独身、子無しどころか彼氏無しのあたしの細腕では正直、辛いんだよね、マジで。
……なんて思っていたら、突然、イケメンパパがあたしの顔見て「あれっ?」て顔をした。
「もしかしてさっきの人魚姫? うわ、脚あるやん!」
お前、何を言い出すんだよ、当たり前だろ。そんなことより、さっさと子供を引き取れや。
「まさかモノホンの人魚だと思ってました?」
既婚者に興味ないけど、お客さんだからそれなりに愛想よくしないとね、とにっこり笑い、
「海は危ないんで、目は離さないでくださいね。はい、パパんとこ行こっか!」
などと言いつつ子供を押し付けようとしたら、ブサ王子がなぜか、あたしにしがみついて離れない。
「おじちゃんヤダ!」
「おじちゃん?」
あたしが聞き返すと、イケメンは頭を掻きながら眉をハの字にして言った。
「あー、甥っ子なんすよ、姉貴の子で」
パパじゃなかった!
「父親が急な仕事で来られなくなったから、拗ねちゃって……姉貴は妊娠中で、俺が面倒みてるんだけど、子供に慣れてないから気がつくと脱走されちゃって。ほんとすいません!」
「じゃあ、医務室まで一緒に行きましょう」
おじさんならしょうがねえや。
あたしは子供を抱いたまま、脱ぎ捨てたビーサンを履いてホテルへと向かう。パパじゃないイケメンが申し訳なさそうについてきて、あたしに話しかける。背も高くてすごいがっしりしてるし、アスリートなのかな?

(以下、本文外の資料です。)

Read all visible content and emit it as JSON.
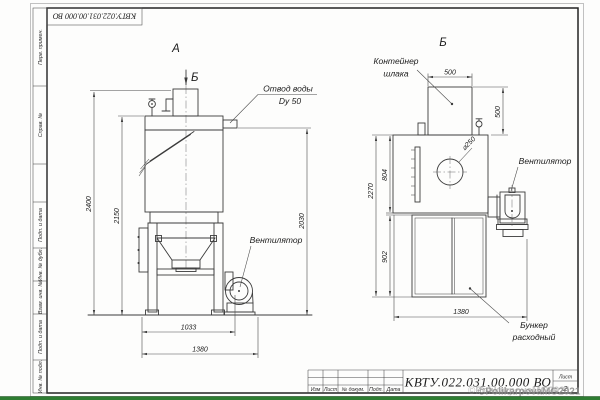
{
  "sheet": {
    "top_designation": "КВТУ.022.031.00.000  ВО",
    "watermark": "©PolikarpovaMG2021"
  },
  "sidebar": {
    "items": [
      "Перв. примен.",
      "Справ. №",
      "Подп. и дата",
      "Инв. № дубл.",
      "Взам. инв. №",
      "Подп. и дата",
      "Инв. № подл."
    ]
  },
  "left_view": {
    "title": "А",
    "section_label": "Б",
    "water_outlet_line1": "Отвод воды",
    "water_outlet_line2": "Dy 50",
    "fan_label": "Вентилятор",
    "dim_height_total": "2400",
    "dim_height_body": "2150",
    "dim_height_outlet": "2030",
    "dim_width_inner": "1033",
    "dim_width_total": "1380"
  },
  "right_view": {
    "title": "Б",
    "container_label_line1": "Контейнер",
    "container_label_line2": "шлака",
    "fan_label": "Вентилятор",
    "bunker_label_line1": "Бункер",
    "bunker_label_line2": "расходный",
    "dim_width_container": "500",
    "dim_height_container": "500",
    "dim_diameter": "⌀250",
    "dim_height_upper": "804",
    "dim_height_total": "2270",
    "dim_height_bunker": "902",
    "dim_width_total": "1380"
  },
  "title_block": {
    "columns": [
      "Изм",
      "Лист",
      "№ докум.",
      "Подп.",
      "Дата"
    ],
    "designation": "КВТУ.022.031.00.000  ВО",
    "sheet_label": "Лист",
    "sheet_number": "2"
  }
}
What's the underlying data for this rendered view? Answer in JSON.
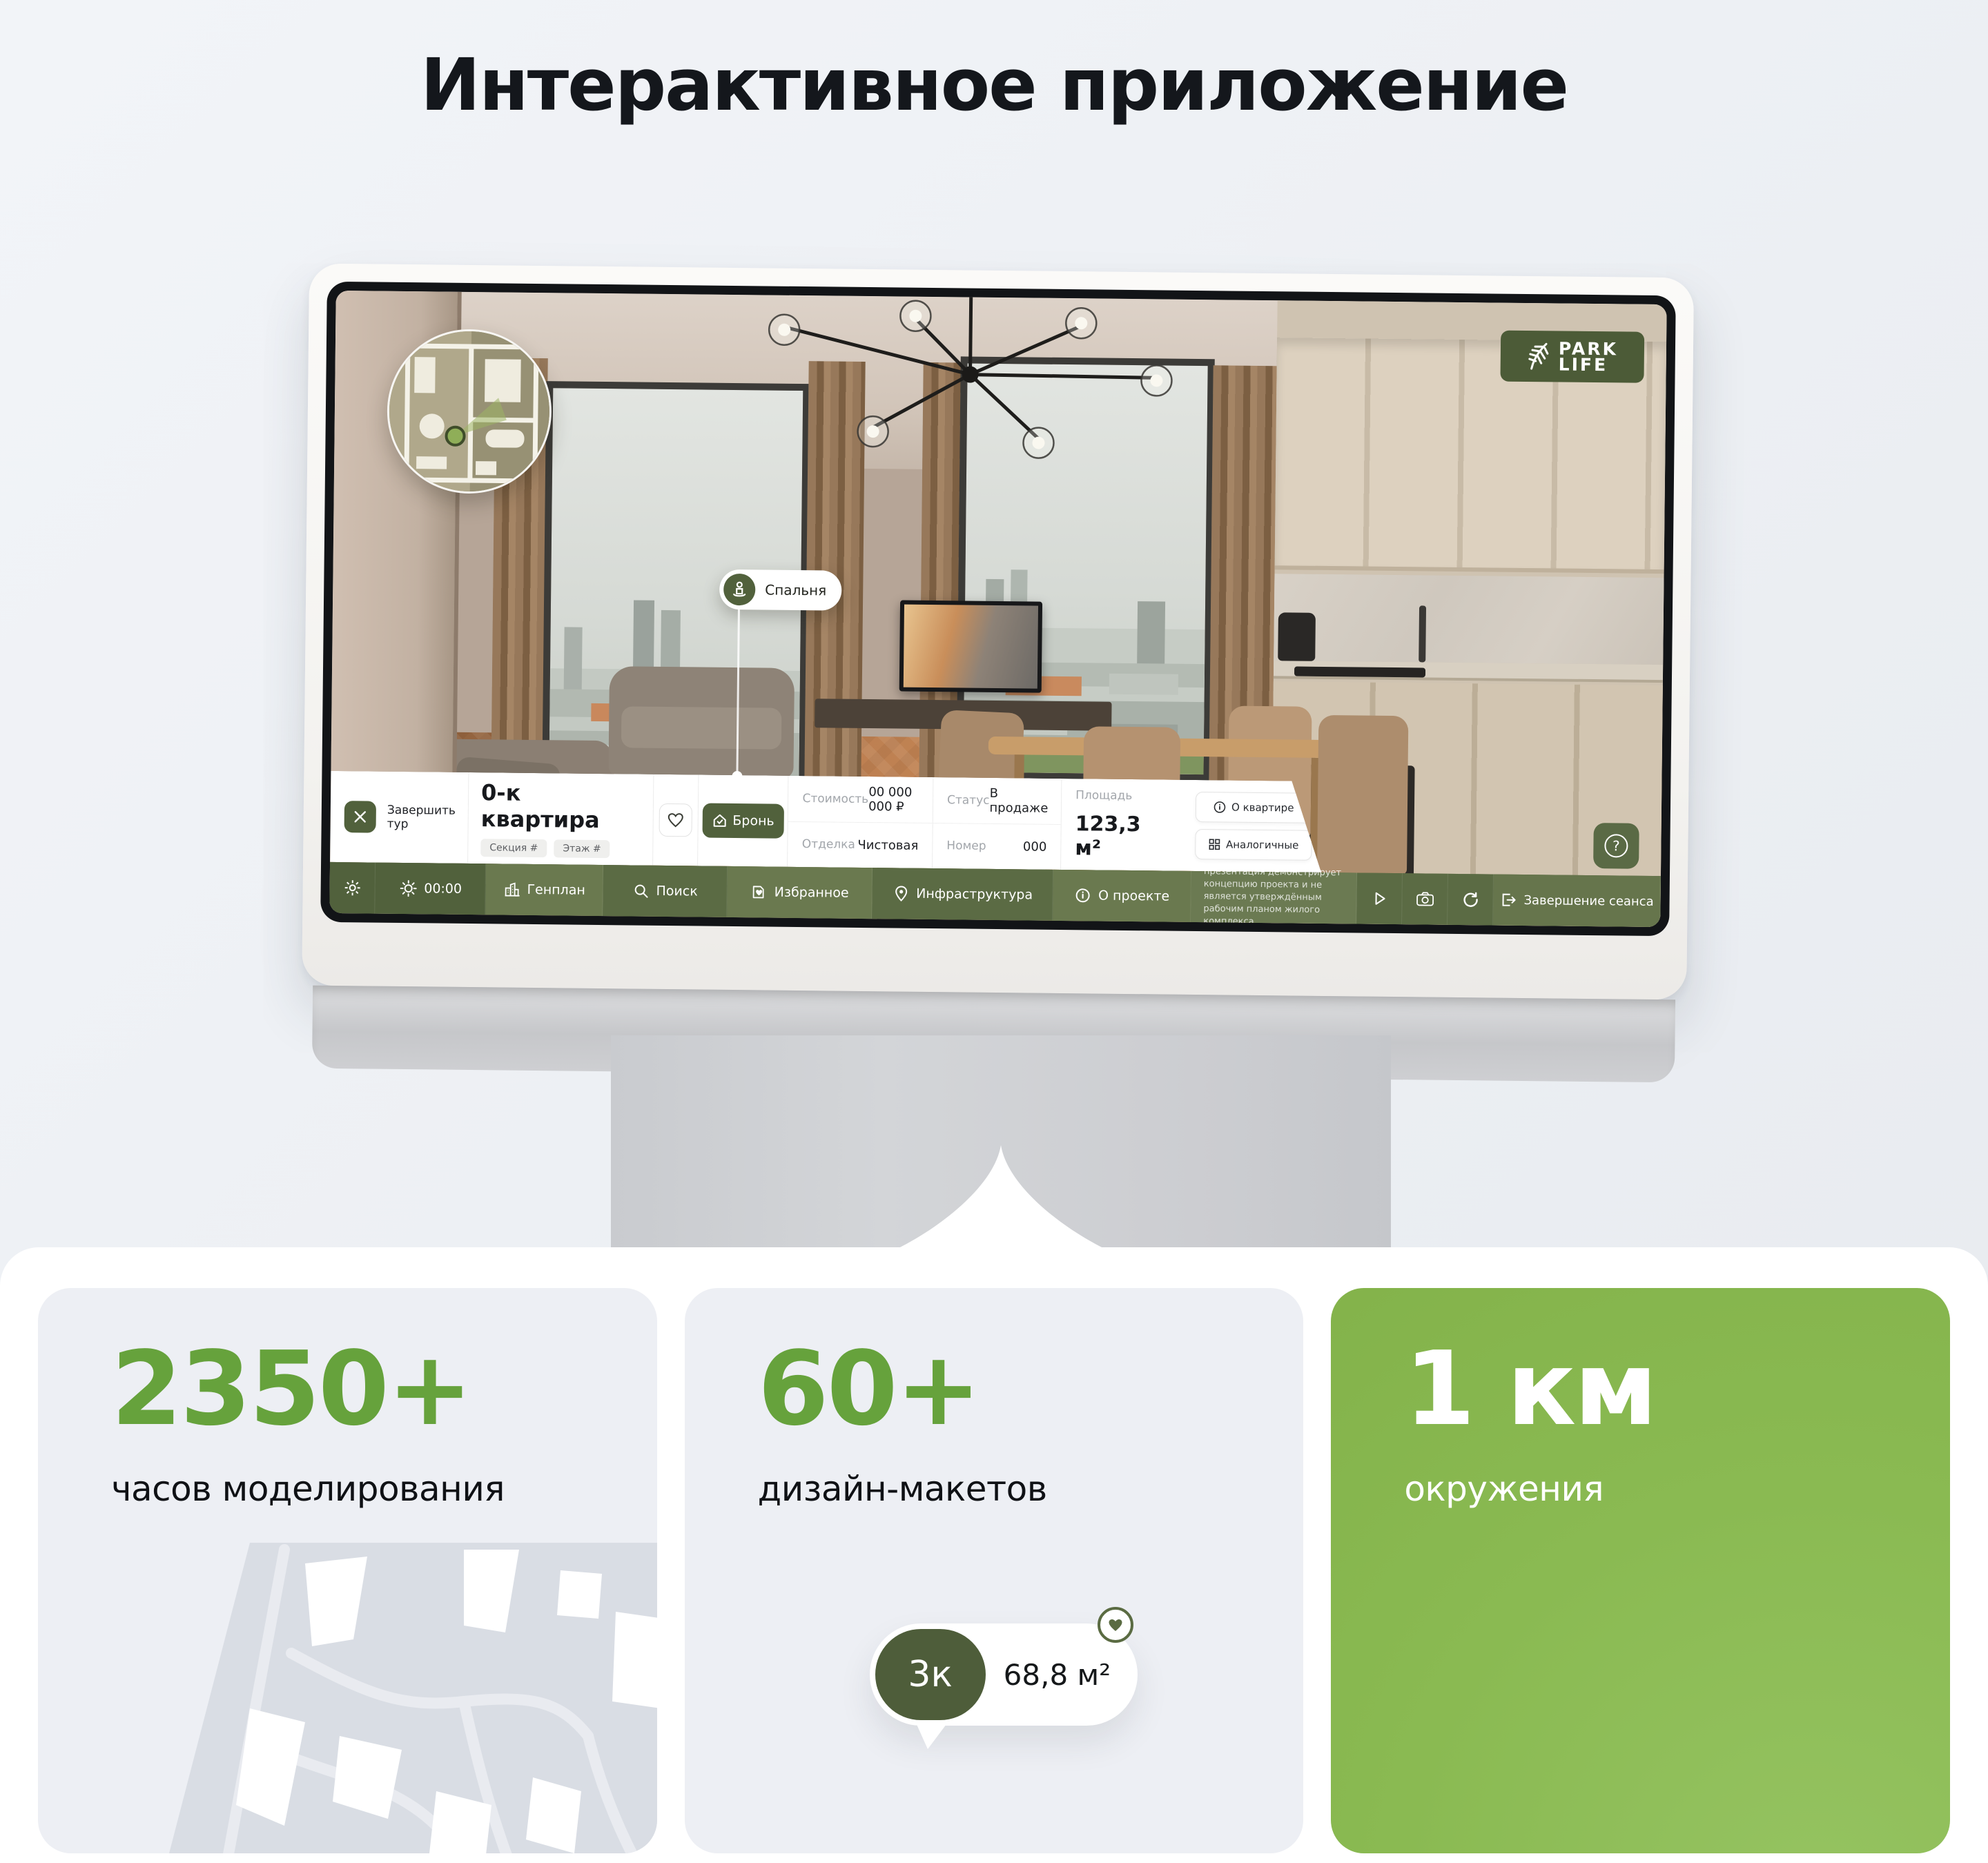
{
  "page": {
    "title": "Интерактивное приложение"
  },
  "colors": {
    "accent_green": "#66A23C",
    "dark_green": "#4E5D3A",
    "nav_green": "#57673F",
    "card_green": "#8ABA52",
    "card_gray": "#EDEFF4"
  },
  "screen": {
    "logo": {
      "line1": "PARK",
      "line2": "LIFE"
    },
    "minimap": {
      "description": "floor-plan-minimap"
    },
    "room_pin": {
      "label": "Спальня"
    },
    "info_bar": {
      "finish_tour": "Завершить тур",
      "apartment_title": "0-к квартира",
      "badges": [
        "Секция #",
        "Этаж #"
      ],
      "reserve": "Бронь",
      "fields": [
        {
          "label": "Стоимость",
          "value": "00 000 000 ₽"
        },
        {
          "label": "Отделка",
          "value": "Чистовая"
        },
        {
          "label": "Статус",
          "value": "В продаже"
        },
        {
          "label": "Номер",
          "value": "000"
        }
      ],
      "area_label": "Площадь",
      "area_value": "123,3 м²",
      "about_apartment": "О квартире",
      "similar": "Аналогичные",
      "help": "?"
    },
    "nav_bar": {
      "time": "00:00",
      "items": [
        "Генплан",
        "Поиск",
        "Избранное",
        "Инфраструктура",
        "О проекте"
      ],
      "disclaimer": "презентация демонстрирует концепцию проекта и не является утверждённым рабочим планом жилого комплекса",
      "end_session": "Завершение сеанса"
    }
  },
  "cards": [
    {
      "value": "2350+",
      "label": "часов моделирования"
    },
    {
      "value": "60+",
      "label": "дизайн-макетов",
      "chip": {
        "rooms": "3к",
        "area": "68,8 м²",
        "favorited": "true"
      }
    },
    {
      "value": "1 км",
      "label": "окружения"
    }
  ]
}
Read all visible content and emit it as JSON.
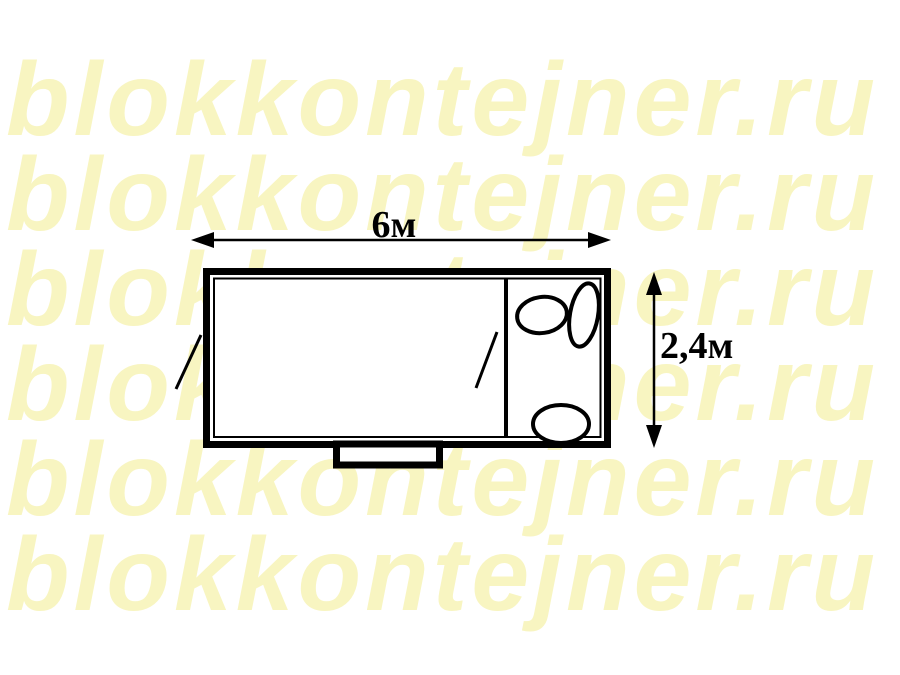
{
  "watermark": {
    "text": "blokkontejner.ru",
    "color": "#f8f5c1",
    "rows": 6
  },
  "plan": {
    "length_dimension_label": "6м",
    "width_dimension_label": "2,4м",
    "line_color": "#000000",
    "background_color": "#ffffff",
    "fixture_icons": [
      "toilet-icon",
      "washbasin-icon"
    ]
  }
}
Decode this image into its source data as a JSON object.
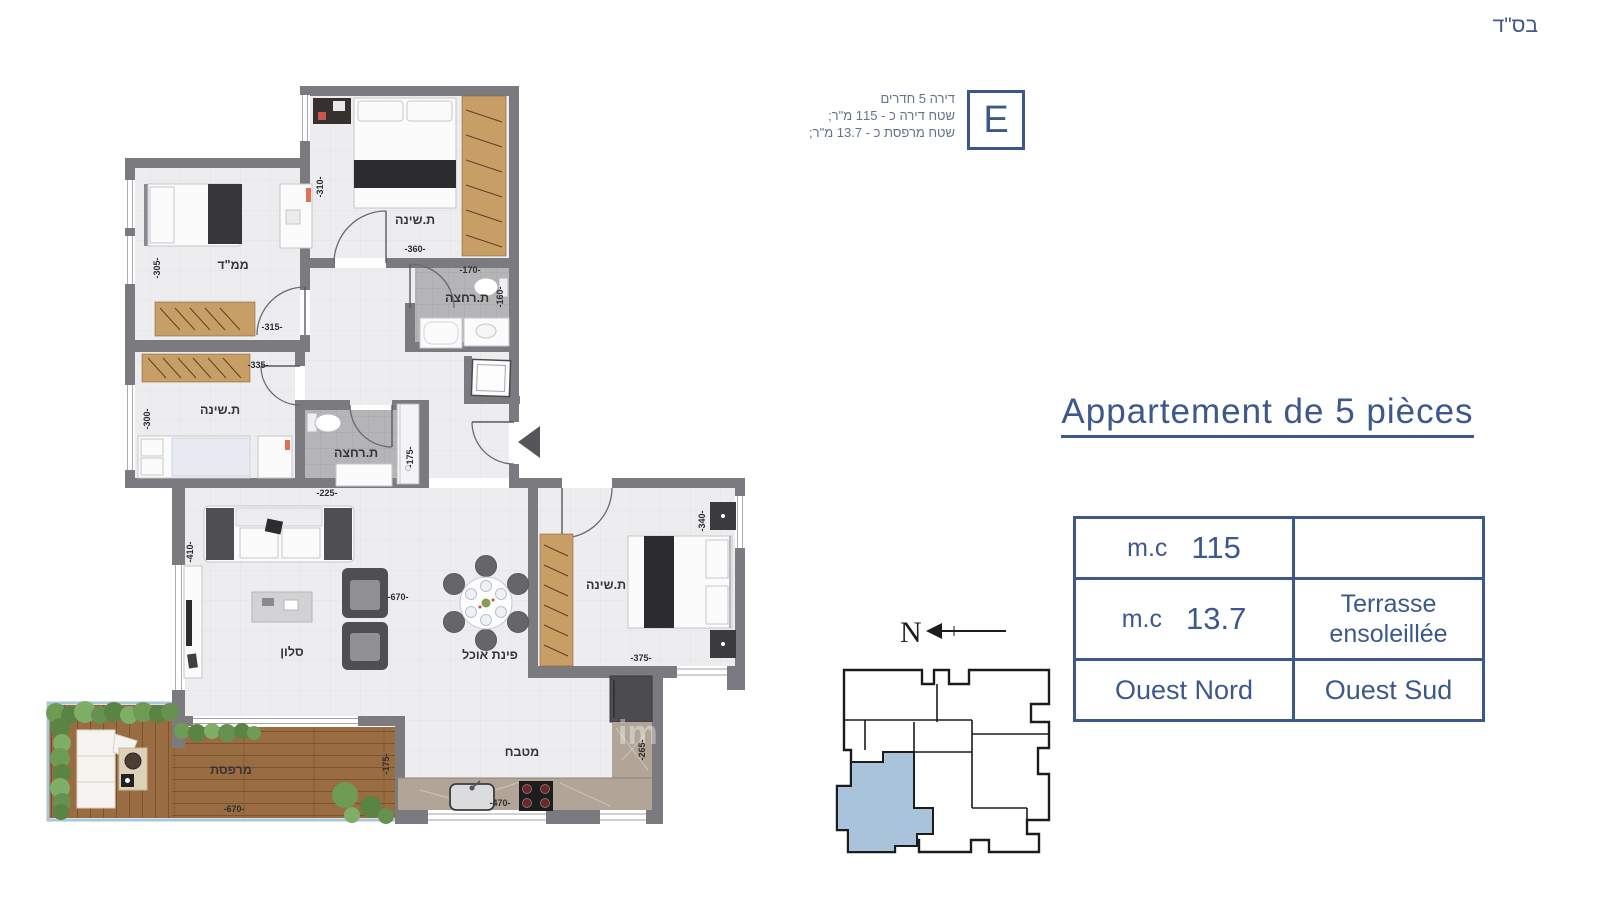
{
  "page": {
    "bsd": "בס\"ד",
    "watermark": "im"
  },
  "unit": {
    "badge": "E",
    "info_line1": "דירה 5 חדרים",
    "info_line2": "שטח דירה כ - 115 מ\"ר;",
    "info_line3": "שטח מרפסת כ - 13.7 מ\"ר;"
  },
  "title": "Appartement de 5 pièces",
  "table": {
    "r1c1_unit": "m.c",
    "r1c1_value": "115",
    "r1c2": "",
    "r2c1_unit": "m.c",
    "r2c1_value": "13.7",
    "r2c2_line1": "Terrasse",
    "r2c2_line2": "ensoleillée",
    "r3c1": "Ouest Nord",
    "r3c2": "Ouest Sud"
  },
  "compass": {
    "label": "N"
  },
  "plan": {
    "bedroom_top": {
      "label": "ת.שינה",
      "w": "-360-",
      "h": "-310-"
    },
    "mamad": {
      "label": "ממ\"ד",
      "w": "-315-",
      "h": "-305-"
    },
    "bath_top": {
      "label": "ת.רחצה",
      "w": "-170-",
      "h": "-160-"
    },
    "bedroom_left": {
      "label": "ת.שינה",
      "w": "-335-",
      "h": "-300-"
    },
    "bath_mid": {
      "label": "ת.רחצה",
      "w": "-225-",
      "h": "-175-"
    },
    "living": {
      "label": "סלון",
      "w": "-670-",
      "h": "-410-"
    },
    "dining": {
      "label": "פינת אוכל"
    },
    "bedroom_right": {
      "label": "ת.שינה",
      "w": "-375-",
      "h": "-340-"
    },
    "kitchen": {
      "label": "מטבח",
      "w": "-470-",
      "h": "-265-"
    },
    "terrace": {
      "label": "מרפסת",
      "w": "-670-",
      "h": "-175-"
    }
  },
  "colors": {
    "accent": "#3c588c",
    "wall": "#7b7b7f",
    "unit_highlight": "#a9c3da",
    "wood": "#c79e66",
    "deck": "#9a6c42"
  }
}
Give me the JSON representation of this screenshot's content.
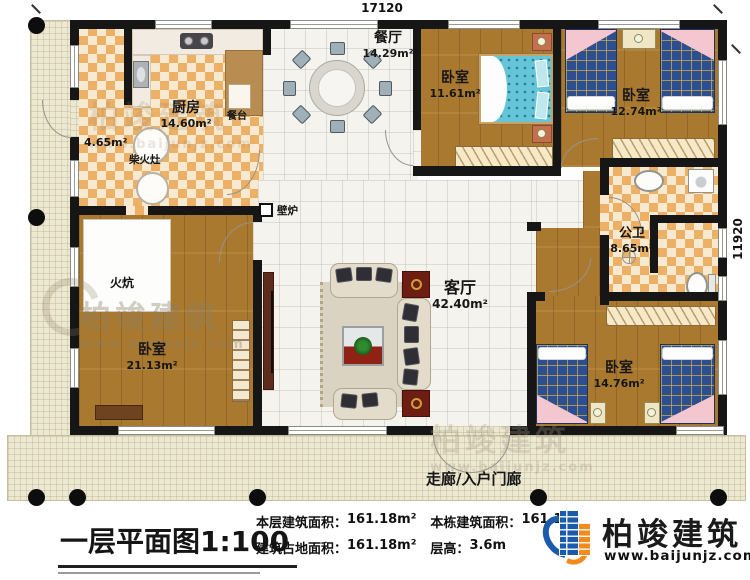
{
  "plan": {
    "dimensions": {
      "top": "17120",
      "right": "11920"
    },
    "rooms": [
      {
        "name": "厨房",
        "area": "14.60m²"
      },
      {
        "name": "餐厅",
        "area": "14.29m²"
      },
      {
        "name": "卧室",
        "area": "11.61m²"
      },
      {
        "name": "卧室",
        "area": "12.74m²"
      },
      {
        "name": "公卫",
        "area": "8.65m²"
      },
      {
        "name": "客厅",
        "area": "42.40m²"
      },
      {
        "name": "卧室",
        "area": "21.13m²"
      },
      {
        "name": "卧室",
        "area": "14.76m²"
      },
      {
        "name": "",
        "area": "4.65m²"
      }
    ],
    "features": {
      "dining_counter": "餐台",
      "firewood_stove": "柴火灶",
      "fireplace": "壁炉",
      "kang_bed": "火炕",
      "entry_porch": "走廊/入户门廊"
    }
  },
  "title_block": {
    "plan_title": "一层平面图",
    "plan_scale": "1:100",
    "stats": [
      {
        "label": "本层建筑面积：",
        "value": "161.18m²"
      },
      {
        "label": "本栋建筑面积：",
        "value": "161.1"
      },
      {
        "label": "建筑占地面积：",
        "value": "161.18m²"
      },
      {
        "label": "层高：",
        "value": "3.6m"
      }
    ],
    "logo": {
      "name": "柏竣建筑",
      "website": "www.baijunjz.com"
    },
    "brand_colors": {
      "blue": "#1b5bab",
      "orange": "#f28a1e"
    }
  },
  "watermark": {
    "name": "柏竣建筑",
    "website": "www.baijunjz.com"
  }
}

「ほんとにありがとうございます、いつの間にか視界から消えるんだもん、こいつ。昼間のショーのときも、どこ行ったかと思ったら水槽に張り付いてて。あの人魚のショー、本物みたいで、よく息が続くなあって」
「えへへ、ありがとうございます! 夜もショーがあるんで、よかったら来てください。お昼のショーはお子様向けなんですけど、夜のはカップル向けの大人っぽいやつです」
「大人っぽい人魚姫……」
イケメンの目がギラリと光って、なんだろう、食われそうだなってなんとなく思った。
……ま、このイケメンとちょっといい雰囲気になるのは、また別のお話です。